声音清浅,还略着丝温柔,像极了情人间的耳语低喃,叫人听着莫名就放松下来。
苏沄贤愣了下,脑子里还没有任何想法,眼泪就毫无防备的滑落下来,咬着唇,半晌才怔怔道:“蓦姐姐,如果这世与贺公子结不成鸳鸯夫妻,贤儿便伴着爹娘终老。”
苏沄蓦也无意评判对错,幽声轻叹,“世上几万字,唯有情字最伤人……”
“蓦儿……”慕云深轻展,揽她入怀,声音里带着隐藏的郁意,苏沄蓦微笑着摇摇头,仰起头看他,“云深,你说过的,咱们都要坚强,好不好?”

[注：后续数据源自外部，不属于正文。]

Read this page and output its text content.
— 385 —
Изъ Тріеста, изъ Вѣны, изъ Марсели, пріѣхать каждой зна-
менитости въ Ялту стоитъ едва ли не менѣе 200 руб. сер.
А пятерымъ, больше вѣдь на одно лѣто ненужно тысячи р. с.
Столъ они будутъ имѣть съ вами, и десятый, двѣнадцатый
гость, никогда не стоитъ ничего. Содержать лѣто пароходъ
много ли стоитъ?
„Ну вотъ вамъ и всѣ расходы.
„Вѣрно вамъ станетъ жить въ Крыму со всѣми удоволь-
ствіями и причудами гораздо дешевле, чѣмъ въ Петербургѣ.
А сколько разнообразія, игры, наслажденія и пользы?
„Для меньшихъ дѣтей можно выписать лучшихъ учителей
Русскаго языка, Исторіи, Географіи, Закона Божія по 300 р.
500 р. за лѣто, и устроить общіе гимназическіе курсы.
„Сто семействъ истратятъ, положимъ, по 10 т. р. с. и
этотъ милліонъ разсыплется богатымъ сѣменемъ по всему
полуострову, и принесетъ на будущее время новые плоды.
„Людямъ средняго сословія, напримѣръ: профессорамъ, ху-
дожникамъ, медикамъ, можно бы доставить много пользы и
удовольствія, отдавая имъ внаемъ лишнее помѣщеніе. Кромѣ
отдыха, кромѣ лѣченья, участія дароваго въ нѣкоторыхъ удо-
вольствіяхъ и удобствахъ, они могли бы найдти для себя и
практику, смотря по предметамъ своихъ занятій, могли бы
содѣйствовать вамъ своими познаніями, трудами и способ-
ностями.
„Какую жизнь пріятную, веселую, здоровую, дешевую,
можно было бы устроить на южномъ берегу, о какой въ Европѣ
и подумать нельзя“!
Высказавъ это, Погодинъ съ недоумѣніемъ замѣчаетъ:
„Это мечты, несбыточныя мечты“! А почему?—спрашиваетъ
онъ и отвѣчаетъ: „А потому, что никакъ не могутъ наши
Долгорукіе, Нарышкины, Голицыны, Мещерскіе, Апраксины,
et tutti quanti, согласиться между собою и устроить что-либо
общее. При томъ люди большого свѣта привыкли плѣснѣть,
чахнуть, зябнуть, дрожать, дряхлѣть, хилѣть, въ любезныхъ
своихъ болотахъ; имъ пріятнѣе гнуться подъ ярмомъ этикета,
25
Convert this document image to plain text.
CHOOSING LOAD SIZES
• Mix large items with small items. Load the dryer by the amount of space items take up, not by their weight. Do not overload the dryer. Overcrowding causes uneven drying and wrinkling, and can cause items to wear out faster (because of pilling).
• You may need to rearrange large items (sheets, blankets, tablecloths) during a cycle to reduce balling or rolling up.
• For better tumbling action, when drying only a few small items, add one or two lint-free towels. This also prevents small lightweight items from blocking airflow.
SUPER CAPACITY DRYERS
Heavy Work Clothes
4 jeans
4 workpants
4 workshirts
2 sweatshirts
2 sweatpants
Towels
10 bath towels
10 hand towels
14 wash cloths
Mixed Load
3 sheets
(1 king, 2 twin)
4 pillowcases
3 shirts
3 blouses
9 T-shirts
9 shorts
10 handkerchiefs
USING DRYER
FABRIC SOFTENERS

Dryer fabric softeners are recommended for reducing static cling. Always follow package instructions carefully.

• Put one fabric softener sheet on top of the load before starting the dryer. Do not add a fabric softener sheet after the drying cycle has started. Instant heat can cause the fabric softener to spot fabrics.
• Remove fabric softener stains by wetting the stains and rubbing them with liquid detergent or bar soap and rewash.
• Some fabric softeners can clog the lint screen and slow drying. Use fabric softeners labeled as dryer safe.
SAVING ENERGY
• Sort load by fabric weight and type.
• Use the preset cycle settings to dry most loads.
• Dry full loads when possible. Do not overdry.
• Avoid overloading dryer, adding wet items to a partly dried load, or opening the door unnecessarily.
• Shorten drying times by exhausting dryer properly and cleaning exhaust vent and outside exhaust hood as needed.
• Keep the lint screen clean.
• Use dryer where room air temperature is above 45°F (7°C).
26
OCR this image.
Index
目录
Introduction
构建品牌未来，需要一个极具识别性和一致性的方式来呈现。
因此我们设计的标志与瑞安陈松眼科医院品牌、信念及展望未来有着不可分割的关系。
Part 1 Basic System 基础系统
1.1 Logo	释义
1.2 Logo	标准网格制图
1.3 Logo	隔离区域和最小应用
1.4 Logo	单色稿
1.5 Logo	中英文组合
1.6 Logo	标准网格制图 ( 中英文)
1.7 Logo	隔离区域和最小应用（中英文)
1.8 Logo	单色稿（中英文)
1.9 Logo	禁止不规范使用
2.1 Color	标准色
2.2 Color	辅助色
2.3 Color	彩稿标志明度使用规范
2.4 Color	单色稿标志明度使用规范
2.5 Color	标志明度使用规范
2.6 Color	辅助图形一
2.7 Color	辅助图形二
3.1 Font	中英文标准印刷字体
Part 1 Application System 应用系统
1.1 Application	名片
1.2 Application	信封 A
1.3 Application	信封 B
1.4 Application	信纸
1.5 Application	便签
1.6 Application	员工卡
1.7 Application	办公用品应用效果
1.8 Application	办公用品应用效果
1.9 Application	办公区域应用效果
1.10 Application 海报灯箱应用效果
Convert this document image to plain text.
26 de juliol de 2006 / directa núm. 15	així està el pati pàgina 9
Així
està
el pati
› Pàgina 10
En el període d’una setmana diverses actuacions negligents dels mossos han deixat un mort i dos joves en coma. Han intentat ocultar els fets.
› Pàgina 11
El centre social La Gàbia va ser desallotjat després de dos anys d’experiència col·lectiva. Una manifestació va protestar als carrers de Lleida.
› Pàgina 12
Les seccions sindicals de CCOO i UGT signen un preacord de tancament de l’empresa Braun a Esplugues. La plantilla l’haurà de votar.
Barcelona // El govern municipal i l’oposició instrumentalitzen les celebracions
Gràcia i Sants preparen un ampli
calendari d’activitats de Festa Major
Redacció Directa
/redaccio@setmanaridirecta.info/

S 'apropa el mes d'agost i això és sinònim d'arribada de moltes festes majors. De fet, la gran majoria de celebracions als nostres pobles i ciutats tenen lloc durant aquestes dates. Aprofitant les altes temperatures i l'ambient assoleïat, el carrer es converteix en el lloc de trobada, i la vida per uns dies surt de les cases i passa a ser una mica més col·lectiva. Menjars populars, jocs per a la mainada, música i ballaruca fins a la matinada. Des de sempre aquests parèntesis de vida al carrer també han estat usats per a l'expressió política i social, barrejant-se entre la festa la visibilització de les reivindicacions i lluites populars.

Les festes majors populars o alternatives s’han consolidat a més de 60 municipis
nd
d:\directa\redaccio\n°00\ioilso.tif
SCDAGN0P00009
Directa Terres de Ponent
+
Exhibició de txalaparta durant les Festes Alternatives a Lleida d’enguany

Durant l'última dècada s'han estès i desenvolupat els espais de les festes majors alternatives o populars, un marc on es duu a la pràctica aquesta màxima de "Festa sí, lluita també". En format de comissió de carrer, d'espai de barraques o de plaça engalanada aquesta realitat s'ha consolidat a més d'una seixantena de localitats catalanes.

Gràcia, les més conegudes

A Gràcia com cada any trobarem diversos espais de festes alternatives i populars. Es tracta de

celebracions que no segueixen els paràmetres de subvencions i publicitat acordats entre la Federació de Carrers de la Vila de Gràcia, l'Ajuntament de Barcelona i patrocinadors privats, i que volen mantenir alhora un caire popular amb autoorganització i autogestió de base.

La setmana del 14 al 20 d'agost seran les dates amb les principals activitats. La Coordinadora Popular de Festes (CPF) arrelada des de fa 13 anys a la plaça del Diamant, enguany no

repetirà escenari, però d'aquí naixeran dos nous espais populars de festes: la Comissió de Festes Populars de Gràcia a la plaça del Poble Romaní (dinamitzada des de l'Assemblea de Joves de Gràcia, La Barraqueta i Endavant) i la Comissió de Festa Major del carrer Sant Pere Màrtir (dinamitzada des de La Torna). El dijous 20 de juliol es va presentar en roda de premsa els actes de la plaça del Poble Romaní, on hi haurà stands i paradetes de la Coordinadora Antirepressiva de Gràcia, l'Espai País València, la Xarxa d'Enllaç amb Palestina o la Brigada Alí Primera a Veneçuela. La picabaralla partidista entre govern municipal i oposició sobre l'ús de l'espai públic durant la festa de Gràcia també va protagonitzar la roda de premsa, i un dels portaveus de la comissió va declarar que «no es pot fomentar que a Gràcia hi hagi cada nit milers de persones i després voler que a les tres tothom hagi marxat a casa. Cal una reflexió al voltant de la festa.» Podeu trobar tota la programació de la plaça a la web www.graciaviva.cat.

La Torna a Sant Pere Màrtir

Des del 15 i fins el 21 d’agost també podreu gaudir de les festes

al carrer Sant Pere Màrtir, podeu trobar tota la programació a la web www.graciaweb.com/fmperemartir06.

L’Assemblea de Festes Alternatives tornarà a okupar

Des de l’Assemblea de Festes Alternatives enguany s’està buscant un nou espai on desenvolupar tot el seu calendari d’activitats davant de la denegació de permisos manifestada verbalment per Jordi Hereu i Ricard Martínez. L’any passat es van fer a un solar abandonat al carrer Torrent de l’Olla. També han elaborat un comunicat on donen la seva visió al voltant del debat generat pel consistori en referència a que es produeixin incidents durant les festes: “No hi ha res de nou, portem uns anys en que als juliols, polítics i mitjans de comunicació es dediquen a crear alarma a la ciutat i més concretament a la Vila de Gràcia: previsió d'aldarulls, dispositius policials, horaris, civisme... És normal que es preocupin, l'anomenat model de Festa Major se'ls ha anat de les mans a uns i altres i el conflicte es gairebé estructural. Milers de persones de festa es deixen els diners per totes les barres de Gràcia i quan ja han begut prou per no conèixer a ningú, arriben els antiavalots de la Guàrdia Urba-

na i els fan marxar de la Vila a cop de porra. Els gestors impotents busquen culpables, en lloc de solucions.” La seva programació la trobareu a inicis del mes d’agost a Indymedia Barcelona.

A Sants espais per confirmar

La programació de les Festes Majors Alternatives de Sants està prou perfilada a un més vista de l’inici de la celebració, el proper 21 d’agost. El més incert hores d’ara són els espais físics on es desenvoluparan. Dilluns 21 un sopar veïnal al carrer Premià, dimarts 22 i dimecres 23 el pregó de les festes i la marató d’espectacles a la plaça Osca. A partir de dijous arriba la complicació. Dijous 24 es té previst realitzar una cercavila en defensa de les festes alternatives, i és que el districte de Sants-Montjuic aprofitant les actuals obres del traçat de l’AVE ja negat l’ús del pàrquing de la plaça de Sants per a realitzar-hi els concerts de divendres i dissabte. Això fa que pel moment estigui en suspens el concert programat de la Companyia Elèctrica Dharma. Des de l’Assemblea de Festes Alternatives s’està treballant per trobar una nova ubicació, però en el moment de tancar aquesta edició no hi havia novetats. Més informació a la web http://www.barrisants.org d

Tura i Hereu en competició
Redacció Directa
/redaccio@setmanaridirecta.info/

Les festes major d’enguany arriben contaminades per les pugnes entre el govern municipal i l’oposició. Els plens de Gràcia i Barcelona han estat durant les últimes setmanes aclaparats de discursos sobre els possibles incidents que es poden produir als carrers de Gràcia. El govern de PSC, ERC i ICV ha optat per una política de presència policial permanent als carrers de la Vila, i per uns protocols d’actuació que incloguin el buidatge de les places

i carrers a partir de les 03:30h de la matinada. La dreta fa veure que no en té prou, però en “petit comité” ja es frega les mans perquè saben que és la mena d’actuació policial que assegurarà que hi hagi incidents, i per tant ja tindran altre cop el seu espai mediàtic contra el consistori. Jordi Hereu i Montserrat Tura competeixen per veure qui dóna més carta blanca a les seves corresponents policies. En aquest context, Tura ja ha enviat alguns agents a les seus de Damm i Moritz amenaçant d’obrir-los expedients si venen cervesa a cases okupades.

看她亮如繁星的眸里隐隐藏着丝哀求,深邃的眸里渐渐蒙了层水雾,眉眼间缓缓升起抹温柔笑意,薄唇间吐出个字来:“好。”
蓦儿,你说过的,死生契阔,与子成说。
苏沄贤陷在自己的哀伤里,并未察觉两人的异常,只死死的盯着卫杰消失的那个地方,指望他能把情郎安然无恙的带出来。
卫杰回转的极快,半盏茶的时间就已经跃了出来,手里还拎着个人。
苏沄贤见状顿时激动得站起身来,忙给他打帘,可等到车里的烛火照亮那人的脸,又血色尽褪,倒退两步,跌倒在软凳上。
“夫人,贺公子并不在寒月轩,我便拎了寒月轩的小厮过来,您亲自过问。”
卫杰把人一松,那小厮在地上滚了两圈,两眼茫然的看了看苏沄蓦和慕云深,眼神又落在脸色苍白的苏沄贤身上,顿时眼露惊喜,“苏姑娘,小的是贺公子的六儿,曾经跟着公子见过您的,您还记得小的吗?”
“六儿?”苏沄贤看了眼苏沄蓦,见她点头示意,这才定了定神,紧张问道:“小六,你家公子呢,怎么没有尚书府?”
小六也就十五六岁的模样,闻声就抹了泪,哭了起来:“公子为了和您的婚事,与姨娘和老爷闹得不可开交,最后被人绑着秘密送出府,小的也不知道去了哪里。”
“怎么会这样?”苏沄贤只觉得天旋地转,眼前阵阵发黑,已经说不出半句话来,只听得有清泠寂静,如同雪夜时那片片飞雪飘落的声音响起:“贺公子可有留下什么话?”
“没有……公子极力反抗,但不知道从哪里来的人,公子打不过他们,被抓走了。”
小六的哭声近在耳旁,又似在遥远的天边,真切又恍惚,苏沄贤眨了眨眼,想要看清眼前的事物,眼前却蓦然一黑,歪倒在了软凳上。
慕云深诧异看着软倒的苏沄贤,苏沄蓦则上前探了下脉搏,随即拉过锦被盖在她身上,“这孩子这些天担惊受怕的,神经衰弱,安心睡会儿就好了。”
慕云深点点头,当真是脆弱的小心灵,随后又皱眉,“我在想,假如从前我次次遇到危及生命的险境时,你也如这般昏倒过去,我是不是早就尸骨无存了?”